Elitist EU Holds Down LDCs

NGOs have complained that the European Union’s Common Agricultural Policy holds back farmers from Less Developed Countries by giving EU farmers an unfair advantage, enabling them to sell their produce at prices which are lower than production costs.

Customs barriers set up by the Common Agricultural Policy (CAP) create unfair advantages for the EU farmers and hold back LDCs which need to sell their agricultural produce to develop. By subsidising farmers, the EU is able to create the conditions for farmers to export food products prices which are lower than production costs, meaning that less developed countries are unable to sell their produce at a competitive price.

Agriculture represents 3% of the GDP of the EU countries, while in some LDCs, it represents around 60%. Alison Marshall, of the Catholic Agency for Overseas Development, CAFOD, claimed in an interview with AFP that “In Western Africa, the agricultural workers earn less than a dollar per day and count on this to send their children to school and to buy medicines. W«And we tell them, ‘in the interests of a small number of very rich European farmers, we are going to take away your legitimate source of revenue’ ”.

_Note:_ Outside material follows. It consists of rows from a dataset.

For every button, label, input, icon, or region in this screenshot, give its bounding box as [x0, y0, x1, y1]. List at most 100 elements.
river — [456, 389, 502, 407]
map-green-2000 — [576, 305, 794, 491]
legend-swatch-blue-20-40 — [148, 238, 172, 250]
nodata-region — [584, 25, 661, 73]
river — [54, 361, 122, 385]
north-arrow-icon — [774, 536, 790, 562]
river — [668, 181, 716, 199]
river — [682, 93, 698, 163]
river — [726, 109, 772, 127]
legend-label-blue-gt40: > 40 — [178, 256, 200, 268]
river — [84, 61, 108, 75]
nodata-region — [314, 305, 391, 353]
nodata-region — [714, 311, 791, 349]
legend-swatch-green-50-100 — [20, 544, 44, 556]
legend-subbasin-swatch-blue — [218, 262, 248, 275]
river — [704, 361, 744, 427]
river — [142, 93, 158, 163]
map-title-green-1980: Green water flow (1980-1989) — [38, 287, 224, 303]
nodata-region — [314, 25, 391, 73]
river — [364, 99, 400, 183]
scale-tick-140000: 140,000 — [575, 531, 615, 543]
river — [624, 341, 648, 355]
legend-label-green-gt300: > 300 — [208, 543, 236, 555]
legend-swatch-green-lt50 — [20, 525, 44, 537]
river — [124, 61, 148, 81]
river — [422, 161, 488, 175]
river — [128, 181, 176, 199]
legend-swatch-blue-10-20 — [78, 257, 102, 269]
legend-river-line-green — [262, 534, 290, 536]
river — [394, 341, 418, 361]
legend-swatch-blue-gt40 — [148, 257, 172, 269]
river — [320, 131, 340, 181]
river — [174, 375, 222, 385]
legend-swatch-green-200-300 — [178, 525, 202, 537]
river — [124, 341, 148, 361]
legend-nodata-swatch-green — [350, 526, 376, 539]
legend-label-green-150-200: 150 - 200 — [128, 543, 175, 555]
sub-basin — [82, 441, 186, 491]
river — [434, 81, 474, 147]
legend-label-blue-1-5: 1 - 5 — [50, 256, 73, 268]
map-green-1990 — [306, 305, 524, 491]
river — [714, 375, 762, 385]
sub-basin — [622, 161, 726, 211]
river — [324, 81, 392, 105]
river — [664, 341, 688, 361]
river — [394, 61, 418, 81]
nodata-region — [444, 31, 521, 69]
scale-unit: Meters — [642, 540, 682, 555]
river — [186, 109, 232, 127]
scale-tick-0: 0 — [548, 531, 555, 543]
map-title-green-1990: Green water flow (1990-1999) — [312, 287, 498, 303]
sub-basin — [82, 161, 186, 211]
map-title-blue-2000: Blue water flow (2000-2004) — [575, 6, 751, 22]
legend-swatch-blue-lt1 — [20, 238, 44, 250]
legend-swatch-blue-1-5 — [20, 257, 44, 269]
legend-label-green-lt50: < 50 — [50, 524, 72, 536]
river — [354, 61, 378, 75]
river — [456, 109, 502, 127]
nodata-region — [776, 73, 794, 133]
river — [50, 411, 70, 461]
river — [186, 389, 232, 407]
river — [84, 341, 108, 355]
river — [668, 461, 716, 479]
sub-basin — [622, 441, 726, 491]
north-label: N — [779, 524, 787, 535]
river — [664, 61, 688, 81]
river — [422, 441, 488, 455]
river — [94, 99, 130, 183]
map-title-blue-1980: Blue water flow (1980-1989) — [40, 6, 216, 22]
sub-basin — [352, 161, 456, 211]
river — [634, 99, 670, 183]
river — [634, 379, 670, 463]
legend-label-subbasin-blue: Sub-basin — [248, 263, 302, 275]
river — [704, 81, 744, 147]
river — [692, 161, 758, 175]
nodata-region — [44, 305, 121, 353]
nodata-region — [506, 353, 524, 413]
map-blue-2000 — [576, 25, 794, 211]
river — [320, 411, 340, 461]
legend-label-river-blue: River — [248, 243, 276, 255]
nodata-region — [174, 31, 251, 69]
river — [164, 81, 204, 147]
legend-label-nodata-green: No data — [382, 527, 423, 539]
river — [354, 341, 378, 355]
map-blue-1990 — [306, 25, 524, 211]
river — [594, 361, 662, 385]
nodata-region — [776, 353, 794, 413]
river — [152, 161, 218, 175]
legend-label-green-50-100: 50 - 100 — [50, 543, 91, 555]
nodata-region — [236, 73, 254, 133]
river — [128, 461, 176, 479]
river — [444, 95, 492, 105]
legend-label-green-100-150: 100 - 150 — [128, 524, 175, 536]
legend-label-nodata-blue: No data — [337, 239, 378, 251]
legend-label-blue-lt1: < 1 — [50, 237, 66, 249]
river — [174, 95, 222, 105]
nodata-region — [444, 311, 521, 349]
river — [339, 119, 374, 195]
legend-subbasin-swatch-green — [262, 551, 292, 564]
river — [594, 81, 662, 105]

The 30 OCDE countries spend350 million USD per year in agricultural subsidies, seven times more than they spend on development programmes in the World Bank. The CAP has recently been the cause of a rift between Paris and London, since Tony Blair wants a major revision of the agreement, while France wants to continue to subsidise its farmers heavily.

While a cow in Europe is worth more than a man in Africa, there will always be concern that the CAP is selfish, unfair, immoral and divisive. A cow in the EU receives 2.2 USD per day in subsidies. Half of the world’s population lives on less than that amount.